Airtel, Yu face foreign ownership LTE licence freeze

5 Sep 2011

According to Business Daily Africa, the Kenyan government is poised to unveil a new set of regulations outlining eligibility requirements for cellcos interested in participating in the country’s imminent Long Term Evolution (LTE) licensing process. As reported by TeleGeography’s CommsUpdate in November 2010, the government indicated that it does not intend to give the incumbent cellcos access to 4G spectrum; instead it called for the implementation of a public-private partnership (PPP), with a view to creating a Universal Access System (UAS) for all of the country’s telecoms operators. It is believed that the single network, joint ownership plan is being developed as a direct result of the problems Kenya experienced when issuing 3G licences at staggered intervals; Safaricom acquired a 3G licence for USD25 million in October 2007, only to demand recompense when late entrant Airtel Kenya (formerly Zain) was issued with a licence for USD10 million in June 2010. However, in a move that is sure to send shockwaves through the domestic mobile market, the government has declared that any participants wishing to enter into the open access LTE scheme must be at least 20% Kenyan-owned, which instantly rules out Indian-owned cellcos Airtel Kenya and Essar Telecom Kenya (Yu) which are currently majority-owned by Bharti Airtel and the Essar Group respectively.

According to TeleGeography’s GlobalComms Database, Essar Telecom Kenya and Airtel Kenya both diluted their local ownership stake below 20% in 2010. Just 5% of Airtel is now locally owned, after businessman Naushad Merali sold 15% of his stake in the firm to Bharti last year. Meanwhile, Yu is now wholly-owned by India’s Essar Communications, which snapped up the 20% stake that local firms Capital Africa, CrossLink and Startnet held last year, for an undisclosed sum. Elsewhere, the Kenyan government currently holds a 49% stake in Telkom Kenya, after disposing of a 51% stake to France Telecom (FT) in November 2007. Meanwhile, Safaricom is owned by the state (35%) and UK-based Vodafone (40%), with 25% distributed through an initial public offer (IPO) in May 2008.

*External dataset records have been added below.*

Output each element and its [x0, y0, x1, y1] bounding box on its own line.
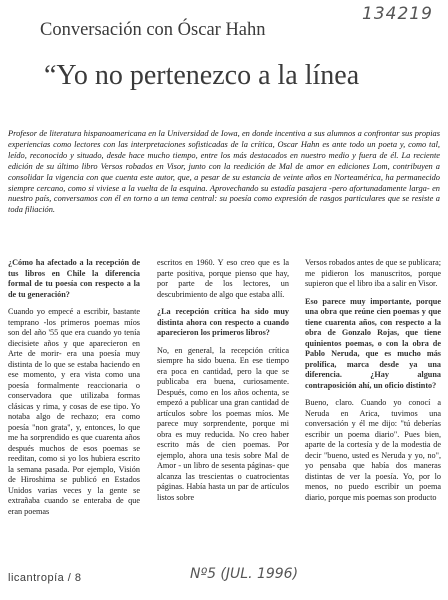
handwritten-archive-number: 134219 [362, 4, 433, 24]
interview-question: Eso parece muy importante, porque una obra que reúne cien poemas y que tiene cuarenta años, con respecto a la obra de Gonzalo Rojas, que tiene quinientos poemas, o con la obra de Pablo Neruda, que es mucho más prolífica, marca desde ya una diferencia. ¿Hay alguna contraposición ahí, un oficio distinto? [305, 296, 441, 390]
text-column-3 [305, 258, 441, 510]
article-intro: Profesor de literatura hispanoamericana en la Universidad de Iowa, en donde incentiva a sus alumnos a confrontar sus propias experiencias como lectores con las interpretaciones sofisticadas de la crítica, Oscar Hahn es ante todo un poeta y, como tal, leído, reconocido y situado, desde hace mucho tiempo, entre los más destacados en nuestro medio y fuera de él. La reciente edición de su último libro Versos robados en Visor, junto con la reedición de Mal de amor en ediciones Lom, contribuyen a consolidar la vigencia con que cuenta este autor, que, a pesar de su estancia de veinte años en Norteamérica, ha permanecido siempre cercano, como si viviese a la vuelta de la esquina. Aprovechando su estadía pasajera -pero afortunadamente larga- en nuestro país, conversamos con él en torno a un tema central: su poesía como expresión de rasgos particulares que se resiste a toda filiación. [8, 129, 440, 215]
text-column-2 [157, 258, 289, 510]
interview-answer: Versos robados antes de que se publicara; me pidieron los manuscritos, porque supieron que el libro iba a salir en Visor. [305, 258, 441, 288]
handwritten-issue-date: Nº5 (JUL. 1996) [190, 566, 299, 582]
interview-question: ¿Cómo ha afectado a la recepción de tus libros en Chile la diferencia formal de tu poesía con respecto a la de tu generación? [8, 258, 140, 299]
interview-question: ¿La recepción crítica ha sido muy distinta ahora con respecto a cuando aparecieron los primeros libros? [157, 307, 289, 337]
interview-answer: Cuando yo empecé a escribir, bastante temprano -los primeros poemas míos son del año '55 que era cuando yo tenía diecisiete años y que aparecieron en Arte de morir- era una poesía muy distinta de lo que se estaba haciendo en ese momento, y era vista como una poesía formalmente reaccionaria o conservadora que utilizaba formas clásicas y rima, y cosas de ese tipo. Yo notaba algo de rechazo; era como poesía "non grata", y, entonces, lo que me ha sorprendido es que cuarenta años después muchos de esos poemas se reeditan, como si yo los hubiera escrito la semana pasada. Por ejemplo, Visión de Hiroshima se publicó en Estados Unidos varias veces y la gente se extrañaba cuando se enteraba de que eran poemas [8, 307, 140, 516]
article-supertitle: Conversación con Óscar Hahn [40, 20, 266, 40]
interview-answer: escritos en 1960. Y eso creo que es la parte positiva, porque pienso que hay, por parte de los lectores, un descubrimiento de algo que estaba allí. [157, 258, 289, 299]
interview-answer: Bueno, claro. Cuando yo conocí a Neruda en Arica, tuvimos una conversación y él me dijo: "tú deberías escribir un poema diario". Pues bien, aparte de la cortesía y de la modestia de decir "bueno, usted es Neruda y yo, no", yo pensaba que había dos maneras distintas de ver la poesía. Yo, por lo menos, no puedo escribir un poema diario, porque mis poemas son producto [305, 398, 441, 502]
article-title: “Yo no pertenezco a la línea [44, 60, 360, 91]
text-column-1 [8, 258, 140, 524]
page-footer: licantropía / 8 [8, 572, 82, 584]
interview-answer: No, en general, la recepción crítica siempre ha sido buena. En ese tiempo era poca en cantidad, pero la que se publicaba era buena, curiosamente. Después, como en los años ochenta, se empezó a publicar una gran cantidad de artículos sobre los poemas míos. Me parece muy sorprendente, porque mi obra es muy reducida. No creo haber escrito más de cien poemas. Por ejemplo, ahora una tesis sobre Mal de Amor - un libro de sesenta páginas- que alcanza las trescientas o cuatrocientas páginas. Había hasta un par de artículos listos sobre [157, 345, 289, 502]
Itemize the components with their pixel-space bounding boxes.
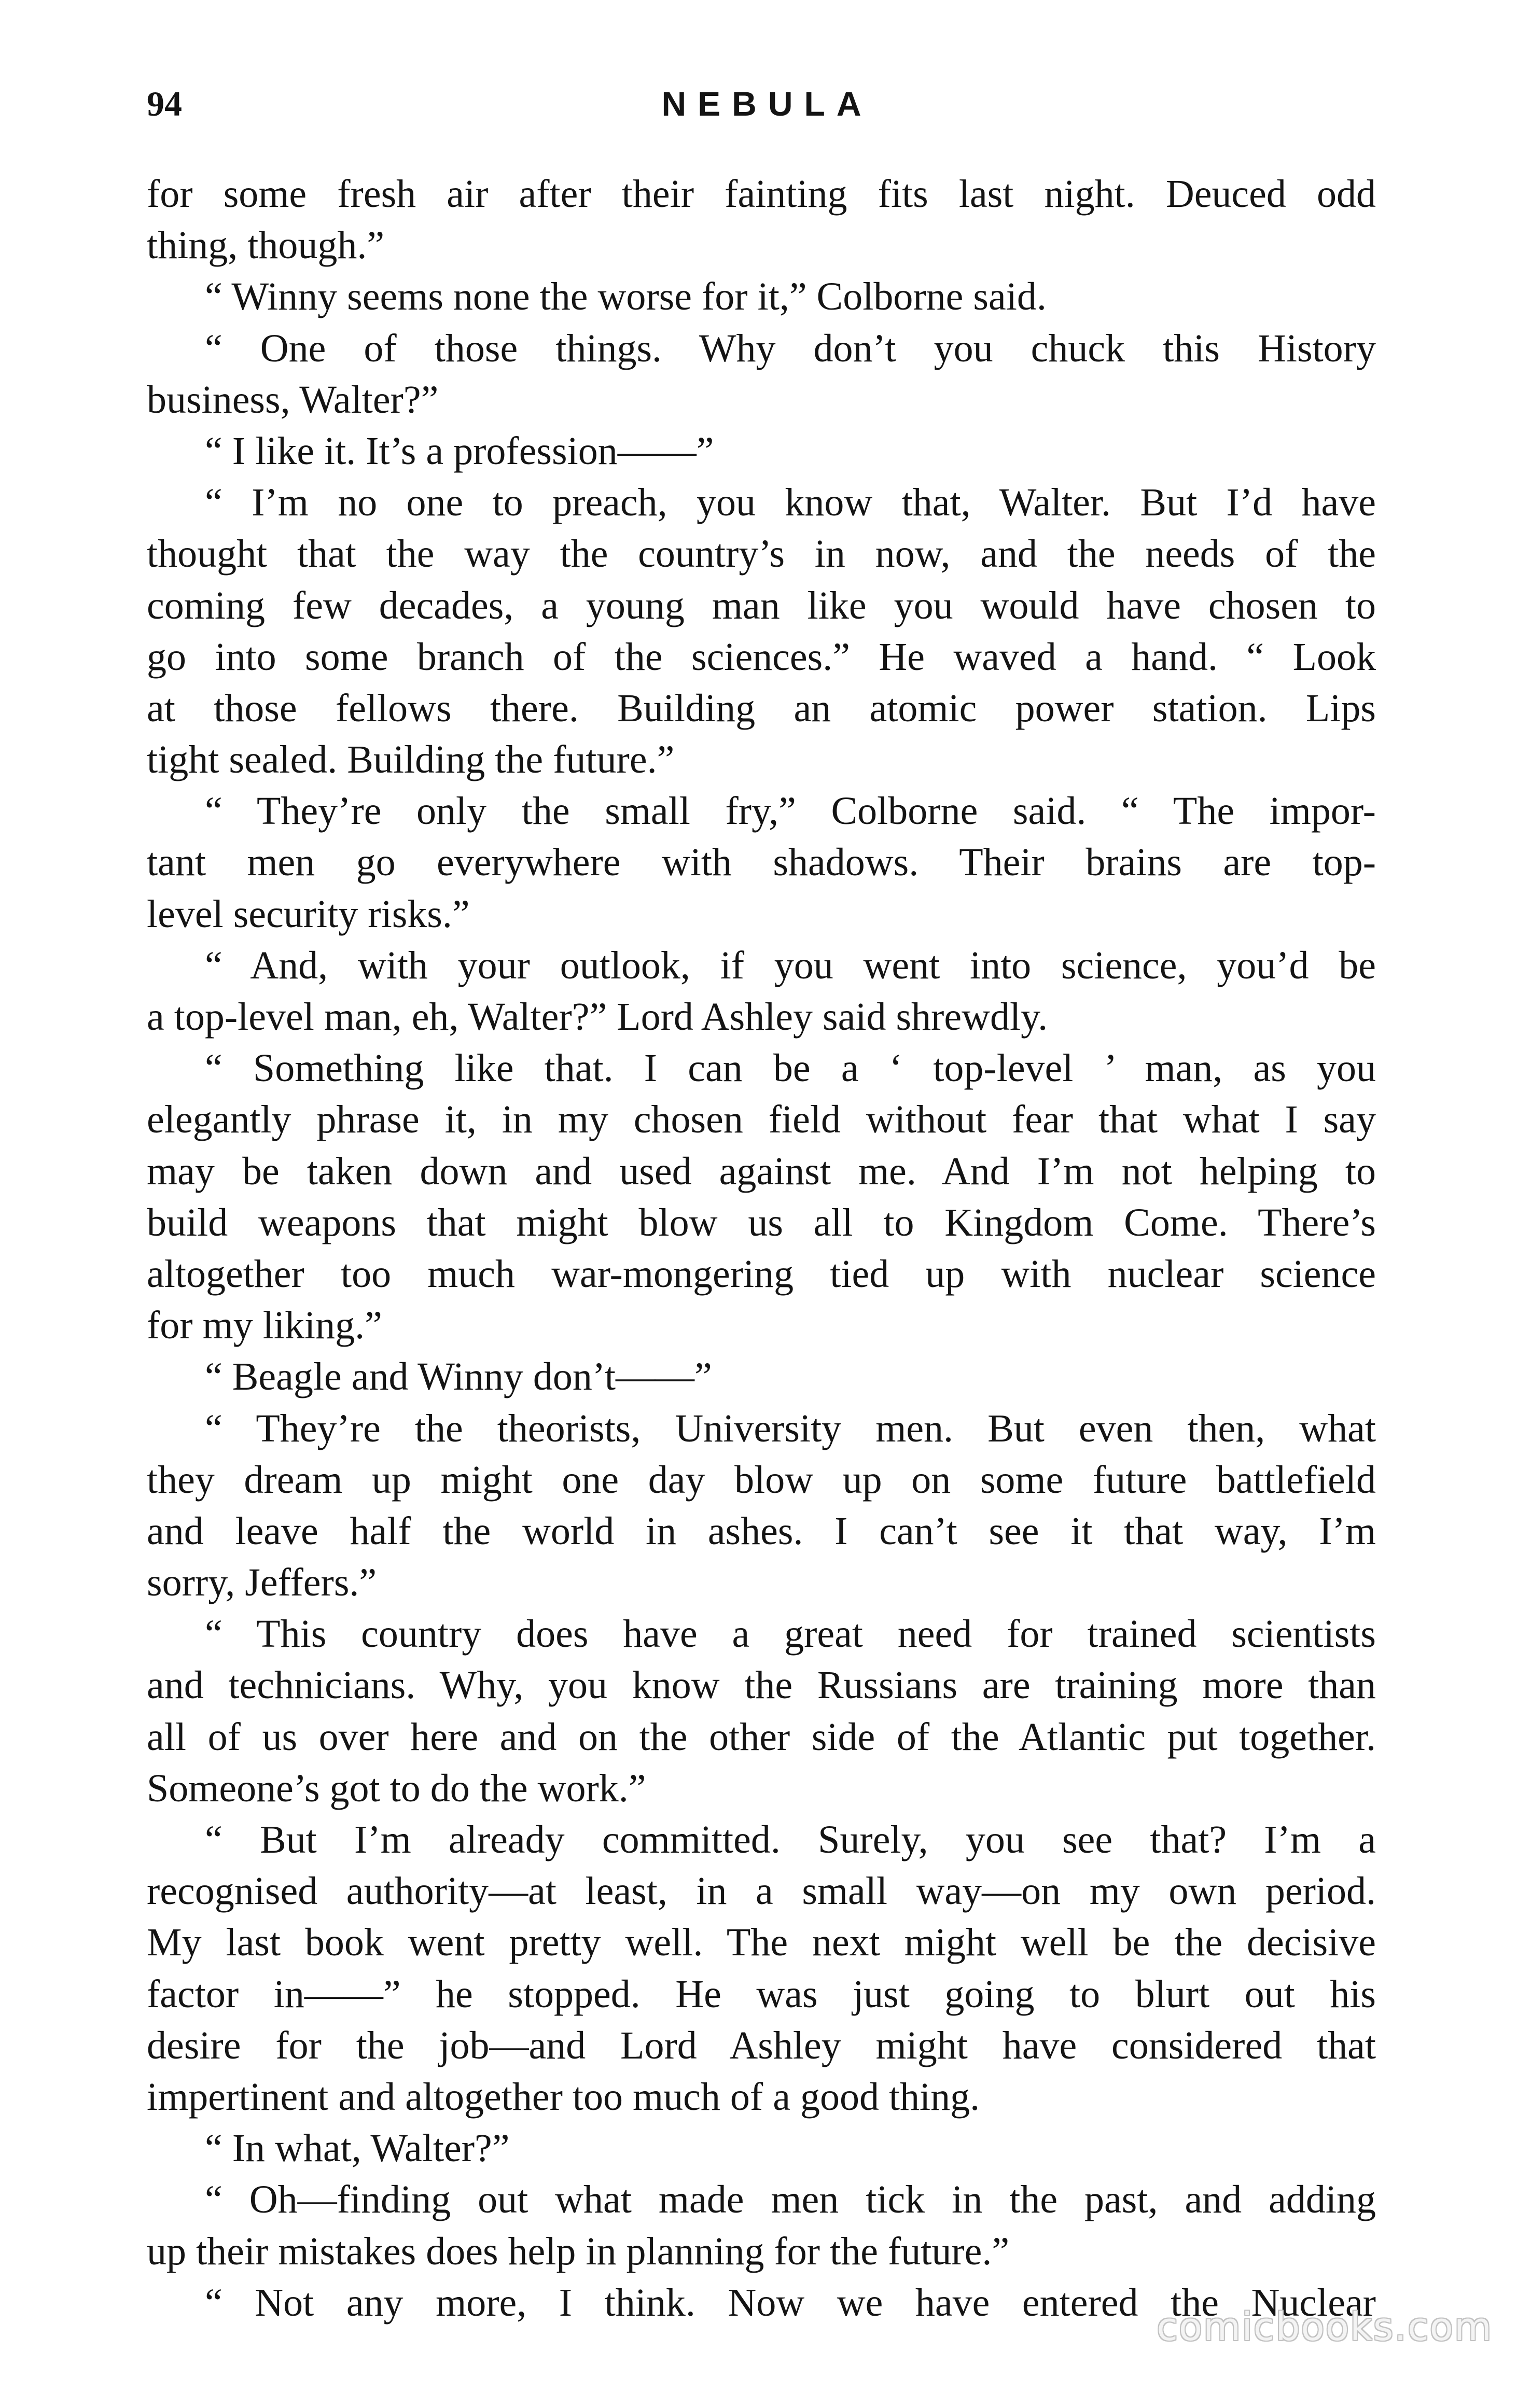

Further, all participants must hold a Network Facilities Provider Tier 1 category licence – ruling out locally-owned infrastructure providers such as Kenya Data Networks (KDN), Jamii Telecoms Ltd (JTL) and AccessKenya from joining the scheme. Finally, all interested parties must be able to deploy LTE infrastructure in all 47 counties within one year, suggesting that the odds are stacked firmly in favour of Safaricom, which already possesses a national 3G network; Telkom Kenya launched UMTS services on a commercial basis in Nairobi, Mombasa and Kisumu late last month. Rene Meza, managing director of Airtel Kenya, questioned the transparency of the process, commenting: ‘We will seek clarification on the requirement of 20% ownership. We believe it is sufficient that an operator is licensed. Because there is no structure for the tender proposal, evaluation of the bids by the Ministry of Information may be subjective to the extent that undermines transparency and fairness’. The government has already insisted that it will not back down, with information permanent secretary Bitange Ndemo urging Airtel and Yu to comply with the local ownership requirements. In their favour, Ndemo explained that the foreign owners will be given a three-year grace period within which to locate suitable local partners.